Thank you for continuing to educate us on how best to use our database.
But what if you don’t need those columns. Then you can remove them. This example proves that you shouldn’t add columns to a query that you don’t need. That’s never a best practice (at least in my experience). You revealed in another post that we should keep indexes as narrow as possible, and I have been following this rule religiously! Since starting down this path I have managed to get almost every index in our database down to a single column. So far this has worked very nicely as far as I can tell, but I’m not really sure how to collect query performance numbers. Would you mind helping me so that I can send you a report and you can show readers what great progress can be made if we follow your methods.
Hi Pinal,
I’m curious to know why you have included the ID column in the covering index, as well as in the nc index with the includes. I thought all columns in the Clustered index were already included in the non clustered index.
Is there a reason why you did that?
Thanks,
And these new notes were not just plain bank notes. ,
Awesome. Managed to knock down a query from 5-6 minutes down to 5 seconds or so.
Excellent Post!!! Thank you for the information. This helps me improve my SP from 5 seconds to 0.xx second. Thanks alot!
Hi Pinal,
Nice post, very impressive and understandable…Thank You.
Dave,
I’m confused why the best recommendation isn’t to create a clustered index. In our situation we have a 5 Billion row table without a clustered index. The RID lookups are killing us. The need for a lot of extra non-clustered indexes is also killing performance because this is on a replication server.
Finally the writes to a clustered index are dramatically less than to a non-clustered index with a HEAP.
See: https://docs.microsoft.com/en-us/previous-versions/sql/sql-server-2005/administrator/cc917672(v=technet.10)#EFAA
How can anyone justify a large table without a clustered index?
Nick
HI Pinal,
Thanks for this post.Its very easy to understand.Good post.
Hi,
If you are saying, if table has clustered index, it is called bookmark lookup (or key lookup); if the table does not have clustered index, but a non-clustered index, it is called RID lookup then you again wrote that as we have an index on the WHERE clause, the SQL Server query execution engine uses the non-clustered index to retrieve data from the table. However, the columns used in the SELECT clause (id, firstname) are still not part of the index that means (neither cluster index nor non-cluster index has applied on it)and to display those columns, the engine will have to go to the base table again and retrieve those columns. so how we can say this particular behavior is known as bookmark lookup or key lookup
Hi Pinal,
Nice explanation, too easy to understand.

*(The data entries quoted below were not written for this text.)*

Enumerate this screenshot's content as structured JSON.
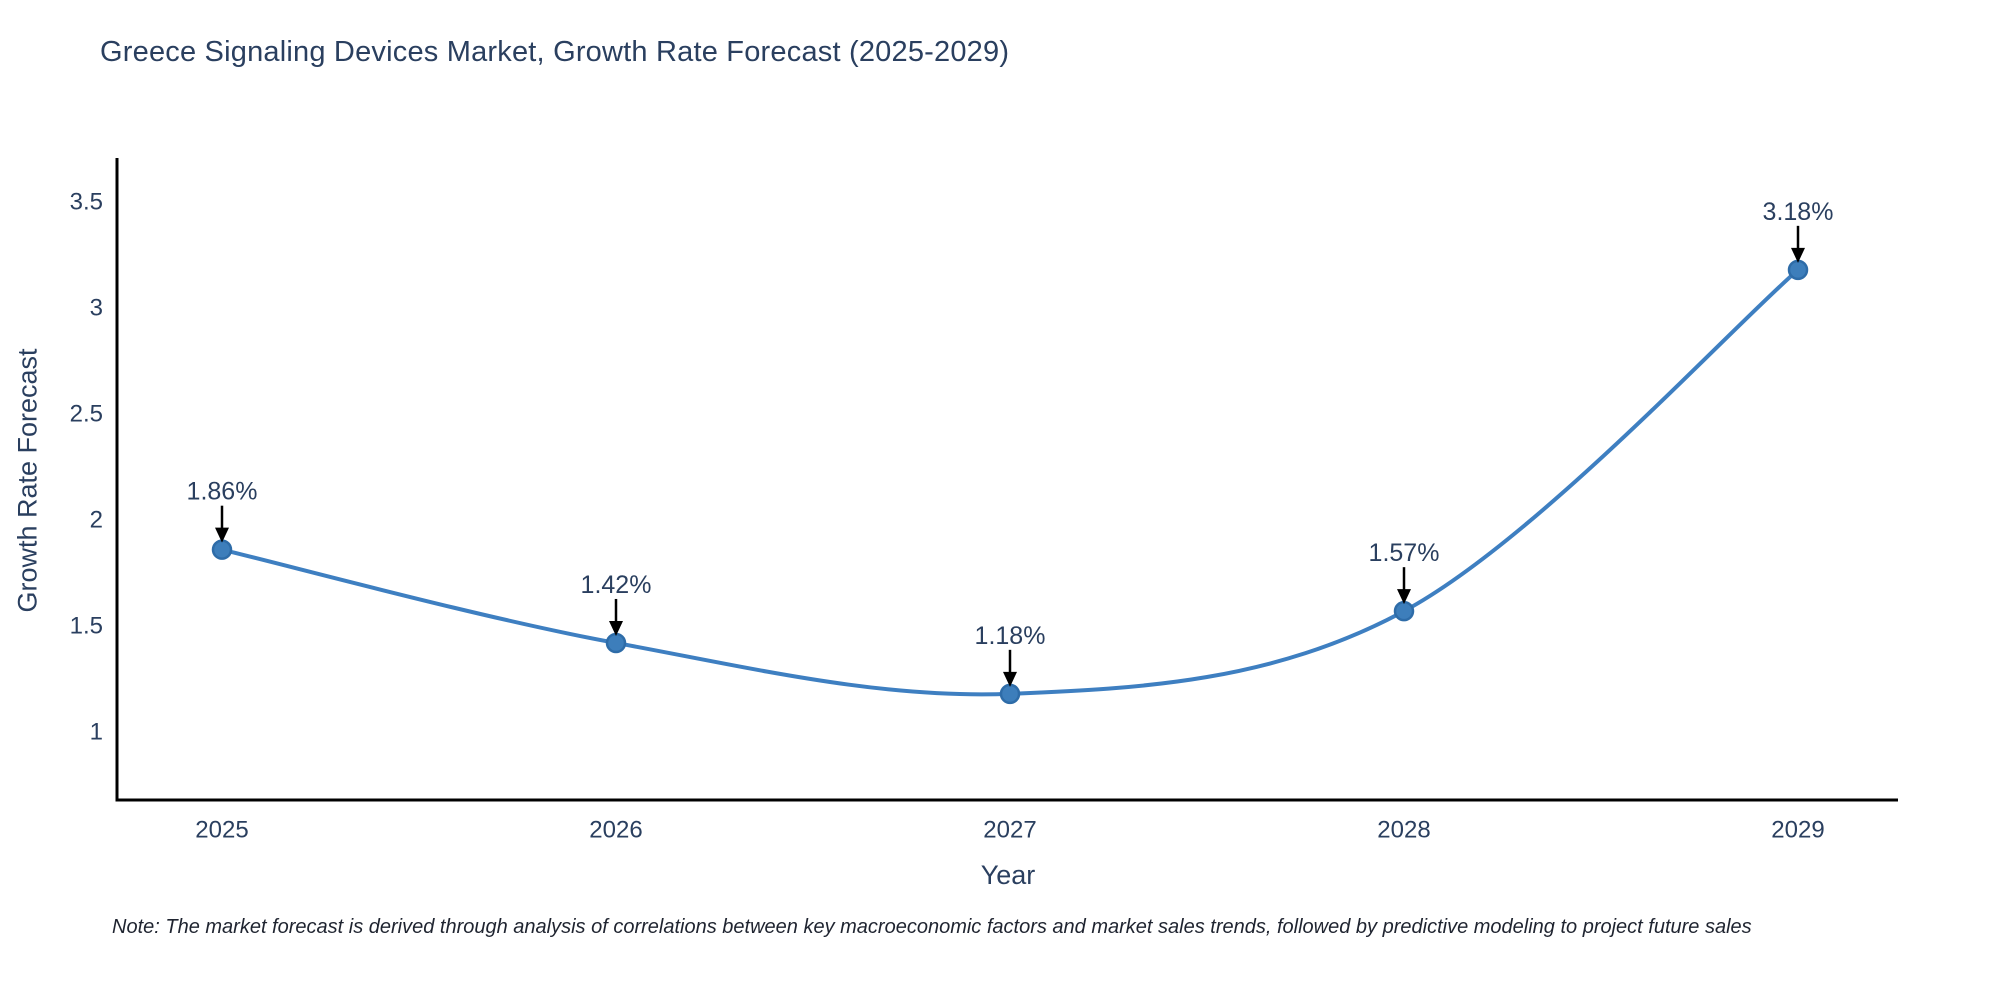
{
  "chart_data": {
    "type": "line",
    "title": "Greece Signaling Devices Market, Growth Rate Forecast (2025-2029)",
    "xlabel": "Year",
    "ylabel": "Growth Rate Forecast",
    "categories": [
      "2025",
      "2026",
      "2027",
      "2028",
      "2029"
    ],
    "series": [
      {
        "name": "Growth Rate Forecast",
        "values": [
          1.86,
          1.42,
          1.18,
          1.57,
          3.18
        ],
        "point_labels": [
          "1.86%",
          "1.42%",
          "1.18%",
          "1.57%",
          "3.18%"
        ]
      }
    ],
    "ytick_labels": [
      "1",
      "1.5",
      "2",
      "2.5",
      "3",
      "3.5"
    ],
    "ytick_values": [
      1,
      1.5,
      2,
      2.5,
      3,
      3.5
    ],
    "ylim": [
      0.68,
      3.87
    ],
    "line_shape": "spline",
    "grid": false,
    "legend_position": "none",
    "colors": {
      "line": "#3e7fc1",
      "marker_fill": "#3d7ebb",
      "marker_edge": "#2e6ca8",
      "axis_line": "#000000",
      "tick_text": "#2a3f5f",
      "annotation_text": "#2a3f5f",
      "annotation_arrow": "#000000",
      "background": "#ffffff"
    }
  },
  "note": {
    "text": "Note: The market forecast is derived through analysis of correlations between key macroeconomic factors and market sales trends, followed by predictive modeling to project future sales"
  }
}
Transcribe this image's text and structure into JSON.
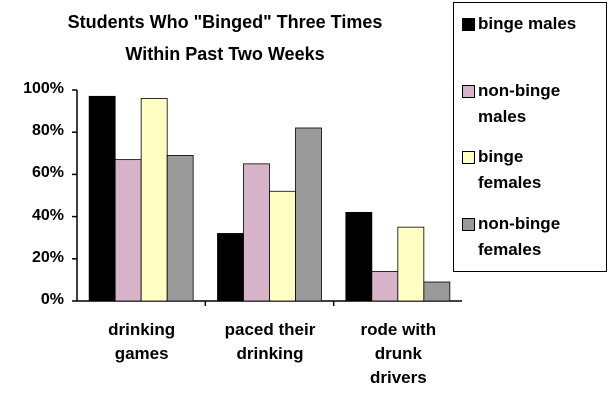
{
  "chart_data": {
    "type": "bar",
    "title": "Students Who \"Binged\" Three Times Within Past Two Weeks",
    "categories": [
      "drinking games",
      "paced their drinking",
      "rode with drunk drivers"
    ],
    "series": [
      {
        "name": "binge males",
        "color": "#000000",
        "values": [
          97,
          32,
          42
        ]
      },
      {
        "name": "non-binge males",
        "color": "#d6b3c8",
        "values": [
          67,
          65,
          14
        ]
      },
      {
        "name": "binge females",
        "color": "#ffffc4",
        "values": [
          96,
          52,
          35
        ]
      },
      {
        "name": "non-binge females",
        "color": "#9a9a9a",
        "values": [
          69,
          82,
          9
        ]
      }
    ],
    "ylim": [
      0,
      100
    ],
    "yticks": [
      {
        "value": 0,
        "label": "0%"
      },
      {
        "value": 20,
        "label": "20%"
      },
      {
        "value": 40,
        "label": "40%"
      },
      {
        "value": 60,
        "label": "60%"
      },
      {
        "value": 80,
        "label": "80%"
      },
      {
        "value": 100,
        "label": "100%"
      }
    ],
    "legend": "right"
  }
}
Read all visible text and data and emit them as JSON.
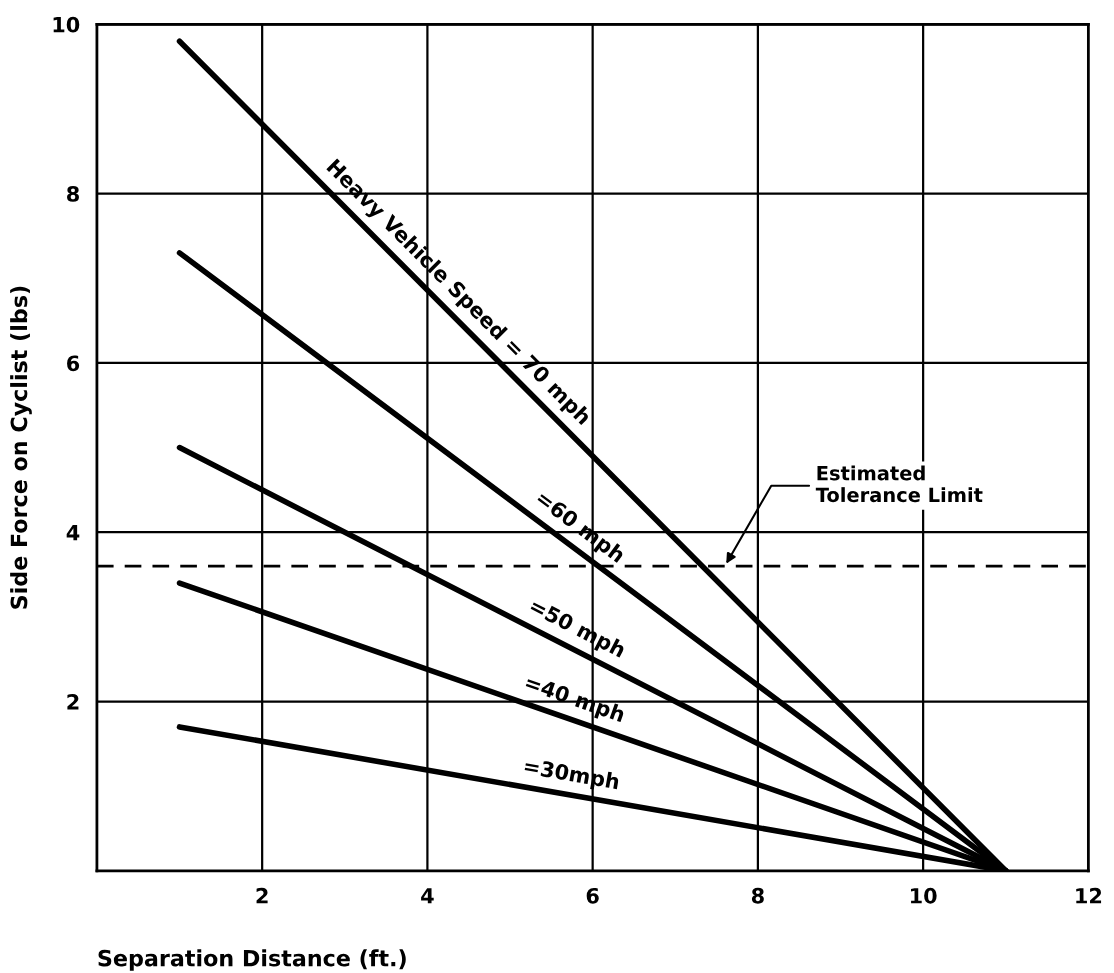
{
  "chart_data": {
    "type": "line",
    "xlabel": "Separation Distance (ft.)",
    "ylabel": "Side Force on Cyclist (lbs)",
    "xlim": [
      0,
      12
    ],
    "ylim": [
      0,
      10
    ],
    "xticks": [
      2,
      4,
      6,
      8,
      10,
      12
    ],
    "yticks": [
      2,
      4,
      6,
      8,
      10
    ],
    "grid": true,
    "marker": "none",
    "line_style": "solid",
    "x": [
      1,
      11
    ],
    "series": [
      {
        "name": "Heavy Vehicle Speed = 70 mph",
        "color": "#000000",
        "values": [
          9.8,
          0
        ]
      },
      {
        "name": "=60 mph",
        "color": "#000000",
        "values": [
          7.3,
          0
        ]
      },
      {
        "name": "=50 mph",
        "color": "#000000",
        "values": [
          5.0,
          0
        ]
      },
      {
        "name": "=40 mph",
        "color": "#000000",
        "values": [
          3.4,
          0
        ]
      },
      {
        "name": "=30mph",
        "color": "#000000",
        "values": [
          1.7,
          0
        ]
      }
    ],
    "ref_lines": [
      {
        "axis": "y",
        "value": 3.6,
        "label": "Estimated\nTolerance Limit",
        "color": "#000000",
        "line_style": "dashed"
      }
    ]
  }
}
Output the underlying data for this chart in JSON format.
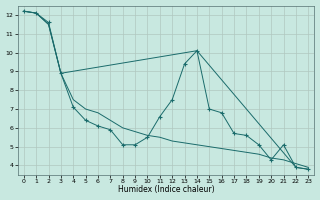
{
  "xlabel": "Humidex (Indice chaleur)",
  "bg_color": "#c8e8e0",
  "grid_color": "#b0c8c0",
  "line_color": "#1a6b6b",
  "xlim": [
    -0.5,
    23.5
  ],
  "ylim": [
    3.5,
    12.5
  ],
  "xticks": [
    0,
    1,
    2,
    3,
    4,
    5,
    6,
    7,
    8,
    9,
    10,
    11,
    12,
    13,
    14,
    15,
    16,
    17,
    18,
    19,
    20,
    21,
    22,
    23
  ],
  "yticks": [
    4,
    5,
    6,
    7,
    8,
    9,
    10,
    11,
    12
  ],
  "line1_x": [
    0,
    1,
    2,
    3,
    4,
    5,
    6,
    7,
    8,
    9,
    10,
    11,
    12,
    13,
    14,
    15,
    16,
    17,
    18,
    19,
    20,
    21,
    22,
    23
  ],
  "line1_y": [
    12.2,
    12.1,
    11.6,
    8.9,
    7.1,
    6.4,
    6.1,
    5.9,
    5.1,
    5.1,
    5.5,
    6.6,
    7.5,
    9.4,
    10.1,
    7.0,
    6.8,
    5.7,
    5.6,
    5.1,
    4.3,
    5.1,
    3.9,
    3.8
  ],
  "line2_x": [
    0,
    1,
    2,
    3,
    14,
    22,
    23
  ],
  "line2_y": [
    12.2,
    12.1,
    11.5,
    8.9,
    10.1,
    3.9,
    3.8
  ],
  "line3_x": [
    0,
    1,
    2,
    3,
    4,
    5,
    6,
    7,
    8,
    9,
    10,
    11,
    12,
    13,
    14,
    15,
    16,
    17,
    18,
    19,
    20,
    21,
    22,
    23
  ],
  "line3_y": [
    12.2,
    12.1,
    11.5,
    8.9,
    7.5,
    7.0,
    6.8,
    6.4,
    6.0,
    5.8,
    5.6,
    5.5,
    5.3,
    5.2,
    5.1,
    5.0,
    4.9,
    4.8,
    4.7,
    4.6,
    4.4,
    4.3,
    4.1,
    3.9
  ]
}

i have one question over here, let me write your code what you have used.
SELECT ID, FirstName
FROM OneIndex
WHERE City = ‘Las Vegas’
CREATE NONCLUSTERED INDEX [IX_OneIndex_Include] ON [dbo].[OneIndex]
(
City
) INCLUDE (FirstName,ID) ON [PRIMARY]
GO
As i can see in above code, you are selecting ID then FirstName columns in Select list, but while including these columns for Non Clustered Index you have not followed the same sequence/order (Included Firstname then ID)
Is this really fruitful to improve query performance?
As per my understanding, we should follow the same sequence as we are selecting the fields, same sequence should be followed while including in Index, It would be easy for SQL Server to get the data in fast way.
Regards,
Girijesh
Hi,
great article, i find it very helpful…
I have a question… what happens when the output list of a key lookup is NULL? what is it looking for?
Hello Pinal,
Very clear and informative. Understanding tuning is tricky but this post made it seem simple.
My question is, when creating the composite index, why do you specify city first, rather than ID, which is more unique.
Thanks,
Steven
Thanks Pinal for your very clear and helpful article!
Thanks. This was quite informative. I tried to apply it on one of my tables. Its a partitioned table and the where clause has to go from one side of the partition to the other side to fetch all the data required.
My query becomes something like this
select a.*
into ##TEST_RET
from RETURNS_TABLE a
join ##TEST_ID b on a.ID = b.ID and a.TODATE between b.STARTDATE and b.ENDDATE;
This RETURNS_TABLE has partitions. I tried both covered index and include index options, but none of them seem to help. Do you have any suggestions for the partitioned tables?
Thanks again!
Thanks. This was informative.